Host: Mark Braverman

Event page: https://www.cs.princeton.edu/events/26390

Title: Towards a Unified Approach to Average-Case Algorithm Design

Abstract: Solving non-convex optimization problems on probabilistic models of inputs lies at the heart of foundational algorithmic challenges arising in high-dimensional statistical data analysis, beyond-worst-case combinatorial optimization, cryptography, and statistical physics.

In this talk, I will present a new method for average-case algorithm design that relies on a concrete polynomial time meta-algorithm called the sum-of-squares method. This method yields substantially improved and often nearly optimal guarantees for a wide range of problems.

I will focus on the impact of this method on two prominent areas of average-case algorithm design:

1) High-dimensional statistical estimation, where this method has led to efficient algorithms for classical data analysis tasks that provably tolerate adversarial data corruption while incurring minimal possible error.
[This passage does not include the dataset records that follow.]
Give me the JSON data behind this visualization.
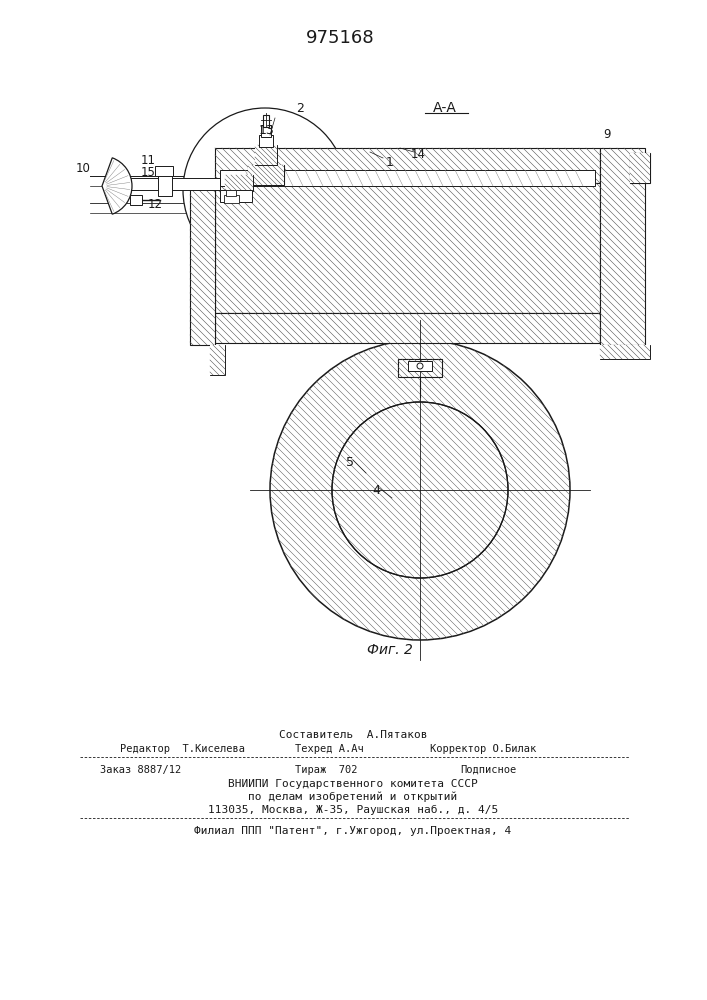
{
  "title": "975168",
  "fig_label": "Фиг. 2",
  "section_label": "А-А",
  "bg_color": "#ffffff",
  "line_color": "#1a1a1a",
  "footer": {
    "line1": "Составитель  А.Пятаков",
    "line2_left": "Редактор  Т.Киселева",
    "line2_mid": "Техред А.Ач",
    "line2_right": "Корректор О.Билак",
    "line3_left": "Заказ 8887/12",
    "line3_mid": "Тираж  702",
    "line3_right": "Подписное",
    "line4": "ВНИИПИ Государственного комитета СССР",
    "line5": "по делам изобретений и открытий",
    "line6": "113035, Москва, Ж-35, Раушская наб., д. 4/5",
    "line7": "Филиал ППП \"Патент\", г.Ужгород, ул.Проектная, 4"
  }
}
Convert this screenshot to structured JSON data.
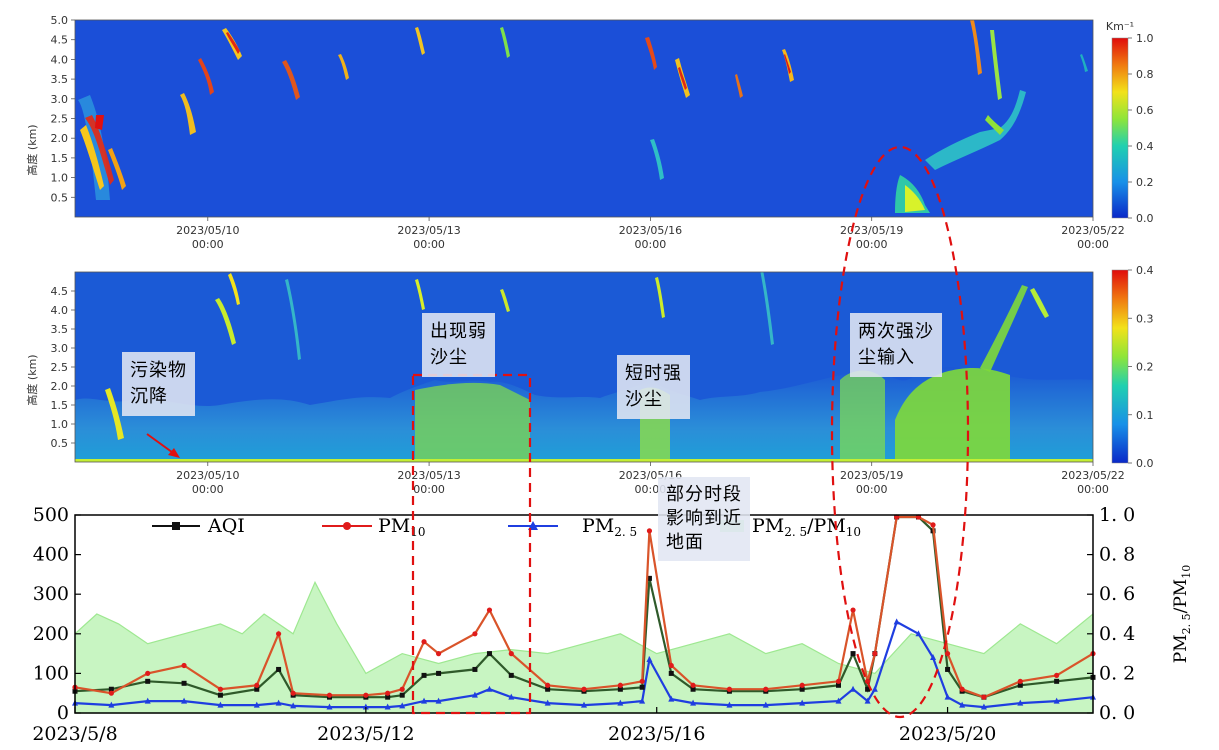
{
  "chart_data": [
    {
      "type": "heatmap",
      "ylabel": "高度 (km)",
      "y_ticks": [
        "0.5",
        "1.0",
        "1.5",
        "2.0",
        "2.5",
        "3.0",
        "3.5",
        "4.0",
        "4.5",
        "5.0"
      ],
      "x_ticks": [
        {
          "date": "2023/05/10",
          "time": "00:00"
        },
        {
          "date": "2023/05/13",
          "time": "00:00"
        },
        {
          "date": "2023/05/16",
          "time": "00:00"
        },
        {
          "date": "2023/05/19",
          "time": "00:00"
        },
        {
          "date": "2023/05/22",
          "time": "00:00"
        }
      ],
      "colorbar": {
        "unit": "Km⁻¹",
        "ticks": [
          "0.0",
          "0.2",
          "0.4",
          "0.6",
          "0.8",
          "1.0"
        ],
        "range": [
          0,
          1.0
        ]
      },
      "colors": {
        "background": "#1b4fd8"
      }
    },
    {
      "type": "heatmap",
      "ylabel": "高度 (km)",
      "y_ticks": [
        "0.5",
        "1.0",
        "1.5",
        "2.0",
        "2.5",
        "3.0",
        "3.5",
        "4.0",
        "4.5"
      ],
      "x_ticks": [
        {
          "date": "2023/05/10",
          "time": "00:00"
        },
        {
          "date": "2023/05/13",
          "time": "00:00"
        },
        {
          "date": "2023/05/16",
          "time": "00:00"
        },
        {
          "date": "2023/05/19",
          "time": "00:00"
        },
        {
          "date": "2023/05/22",
          "time": "00:00"
        }
      ],
      "colorbar": {
        "ticks": [
          "0.0",
          "0.1",
          "0.2",
          "0.3",
          "0.4"
        ],
        "range": [
          0,
          0.4
        ]
      },
      "annotations": [
        {
          "id": "pollutant",
          "text": "污染物\n沉降"
        },
        {
          "id": "weak",
          "text": "出现弱\n沙尘"
        },
        {
          "id": "short",
          "text": "短时强\n沙尘"
        },
        {
          "id": "strong",
          "text": "两次强沙\n尘输入"
        },
        {
          "id": "partial",
          "text": "部分时段\n影响到近\n地面"
        }
      ]
    },
    {
      "type": "line",
      "x_range": [
        "2023/5/8",
        "2023/5/22"
      ],
      "x_ticks": [
        "2023/5/8",
        "2023/5/12",
        "2023/5/16",
        "2023/5/20"
      ],
      "y_ticks": [
        "0",
        "100",
        "200",
        "300",
        "400",
        "500"
      ],
      "ylim": [
        0,
        500
      ],
      "y2_ticks": [
        "0. 0",
        "0. 2",
        "0. 4",
        "0. 6",
        "0. 8",
        "1. 0"
      ],
      "y2lim": [
        0,
        1.0
      ],
      "y2label": "PM2.5/PM10",
      "legend": [
        {
          "name": "AQI",
          "color": "#111111",
          "marker": "square"
        },
        {
          "name": "PM10",
          "color": "#e01b1b",
          "marker": "circle"
        },
        {
          "name": "PM2.5",
          "color": "#1f3ee0",
          "marker": "triangle"
        },
        {
          "name": "PM2.5/PM10",
          "color": "#b6f2b0",
          "marker": "area"
        }
      ],
      "series": [
        {
          "name": "AQI",
          "x": [
            8.0,
            8.5,
            9.0,
            9.5,
            10.0,
            10.5,
            10.8,
            11.0,
            11.5,
            12.0,
            12.3,
            12.5,
            12.8,
            13.0,
            13.5,
            13.7,
            14.0,
            14.5,
            15.0,
            15.5,
            15.8,
            15.9,
            16.2,
            16.5,
            17.0,
            17.5,
            18.0,
            18.5,
            18.7,
            18.9,
            19.0,
            19.3,
            19.6,
            19.8,
            20.0,
            20.2,
            20.5,
            21.0,
            21.5,
            22.0
          ],
          "values": [
            55,
            60,
            80,
            75,
            45,
            60,
            110,
            45,
            40,
            40,
            40,
            45,
            95,
            100,
            110,
            150,
            95,
            60,
            55,
            60,
            65,
            340,
            100,
            60,
            55,
            55,
            60,
            70,
            150,
            60,
            150,
            495,
            495,
            460,
            110,
            55,
            40,
            70,
            80,
            90
          ]
        },
        {
          "name": "PM10",
          "x": [
            8.0,
            8.5,
            9.0,
            9.5,
            10.0,
            10.5,
            10.8,
            11.0,
            11.5,
            12.0,
            12.3,
            12.5,
            12.8,
            13.0,
            13.5,
            13.7,
            14.0,
            14.5,
            15.0,
            15.5,
            15.8,
            15.9,
            16.2,
            16.5,
            17.0,
            17.5,
            18.0,
            18.5,
            18.7,
            18.9,
            19.0,
            19.3,
            19.6,
            19.8,
            20.0,
            20.2,
            20.5,
            21.0,
            21.5,
            22.0
          ],
          "values": [
            65,
            50,
            100,
            120,
            60,
            70,
            200,
            50,
            45,
            45,
            50,
            60,
            180,
            150,
            200,
            260,
            150,
            70,
            60,
            70,
            80,
            460,
            120,
            70,
            60,
            60,
            70,
            80,
            260,
            80,
            150,
            495,
            495,
            475,
            150,
            60,
            40,
            80,
            95,
            150
          ]
        },
        {
          "name": "PM2.5",
          "x": [
            8.0,
            8.5,
            9.0,
            9.5,
            10.0,
            10.5,
            10.8,
            11.0,
            11.5,
            12.0,
            12.3,
            12.5,
            12.8,
            13.0,
            13.5,
            13.7,
            14.0,
            14.5,
            15.0,
            15.5,
            15.8,
            15.9,
            16.2,
            16.5,
            17.0,
            17.5,
            18.0,
            18.5,
            18.7,
            18.9,
            19.0,
            19.3,
            19.6,
            19.8,
            20.0,
            20.2,
            20.5,
            21.0,
            21.5,
            22.0
          ],
          "values": [
            25,
            20,
            30,
            30,
            20,
            20,
            25,
            18,
            15,
            15,
            15,
            18,
            30,
            30,
            45,
            60,
            40,
            25,
            20,
            25,
            30,
            135,
            35,
            25,
            20,
            20,
            25,
            30,
            60,
            30,
            60,
            230,
            200,
            140,
            40,
            20,
            15,
            25,
            30,
            40
          ]
        },
        {
          "name": "PM2.5/PM10",
          "x": [
            8.0,
            8.3,
            8.6,
            9.0,
            9.5,
            10.0,
            10.3,
            10.6,
            11.0,
            11.3,
            11.6,
            12.0,
            12.5,
            13.0,
            13.5,
            14.0,
            14.5,
            15.0,
            15.5,
            16.0,
            16.5,
            17.0,
            17.5,
            18.0,
            18.5,
            19.0,
            19.5,
            20.0,
            20.5,
            21.0,
            21.5,
            22.0
          ],
          "values": [
            0.4,
            0.5,
            0.45,
            0.35,
            0.4,
            0.45,
            0.4,
            0.5,
            0.4,
            0.66,
            0.45,
            0.2,
            0.3,
            0.25,
            0.3,
            0.32,
            0.3,
            0.35,
            0.4,
            0.3,
            0.35,
            0.4,
            0.3,
            0.35,
            0.25,
            0.2,
            0.4,
            0.35,
            0.3,
            0.45,
            0.35,
            0.5
          ]
        }
      ]
    }
  ]
}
The resulting applications range from new robust estimators in high dimensions for basic tasks such as computing mean, covariance, and moments of data to more sophisticated tasks such as regression, clustering, sparse recovery, and fitting mixture models. Most recently, this theory led to the first efficient algorithm for robustly learning a high-dimensional mixture of Gaussians. This resolves a central open question in the area, which has a history going back to a famous work of Pearson from 1894.

2) Beyond worst-case combinatorial optimization, where this method has led to new efficient algorithms that escape worst-case hardness while avoiding "overfitting" to brittle properties of any specific random model. Most recently, this line of work resulted in a resolution of longstanding open questions of finding optimal algorithms for "smoothed" models of k-SAT and "semirandom" models of Max-Clique.
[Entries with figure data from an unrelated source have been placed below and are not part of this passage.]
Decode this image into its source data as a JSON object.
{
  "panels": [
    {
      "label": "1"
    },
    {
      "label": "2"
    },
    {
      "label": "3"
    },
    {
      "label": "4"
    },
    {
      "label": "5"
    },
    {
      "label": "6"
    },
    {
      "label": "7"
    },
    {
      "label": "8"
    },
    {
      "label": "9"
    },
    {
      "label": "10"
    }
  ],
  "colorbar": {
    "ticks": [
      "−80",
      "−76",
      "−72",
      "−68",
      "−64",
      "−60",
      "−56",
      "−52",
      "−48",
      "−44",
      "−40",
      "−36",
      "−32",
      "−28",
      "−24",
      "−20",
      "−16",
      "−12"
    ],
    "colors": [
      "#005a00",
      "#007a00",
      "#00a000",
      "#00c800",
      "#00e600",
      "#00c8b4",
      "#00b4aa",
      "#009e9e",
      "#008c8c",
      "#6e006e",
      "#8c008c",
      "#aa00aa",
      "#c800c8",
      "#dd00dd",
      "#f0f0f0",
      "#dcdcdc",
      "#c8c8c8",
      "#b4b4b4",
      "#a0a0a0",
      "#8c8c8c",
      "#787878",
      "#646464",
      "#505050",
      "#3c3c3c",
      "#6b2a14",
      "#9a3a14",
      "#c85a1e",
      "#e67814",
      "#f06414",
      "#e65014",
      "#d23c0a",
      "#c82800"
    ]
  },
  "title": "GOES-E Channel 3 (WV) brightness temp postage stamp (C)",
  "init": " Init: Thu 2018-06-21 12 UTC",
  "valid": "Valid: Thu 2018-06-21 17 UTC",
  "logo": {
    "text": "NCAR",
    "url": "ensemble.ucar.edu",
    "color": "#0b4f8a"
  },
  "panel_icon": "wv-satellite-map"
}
Taken together, these results suggest a unified theory for average-case algorithm design that not only makes substantial progress on long open foundational challenges but also brings a conceptual unity to algorithm design that we had never anticipated.

Bio: Pravesh Kothari is an Assistant Professor of Computer Science at Carnegie Mellon University since September 2019. Before joining CMU, he was a postdoctoral Research Instructor jointly hosted by Princeton University and the Institute for Advanced Study from 2016-19. He obtained his Ph.D. in 2016 from the University of Texas at Austin. Kothari's recent work has focused on algorithm design for problems with statistical inputs. It is also the subject of his recent monograph "Semialgebraic Proofs and Efficient Algorithm Design". His research has been recognized with a Simons Award for graduate students in Theoretical Computer Science, a Google Research Scholar Award, an NSF CAREER Award, and an Alfred P. Sloan Research Fellowship.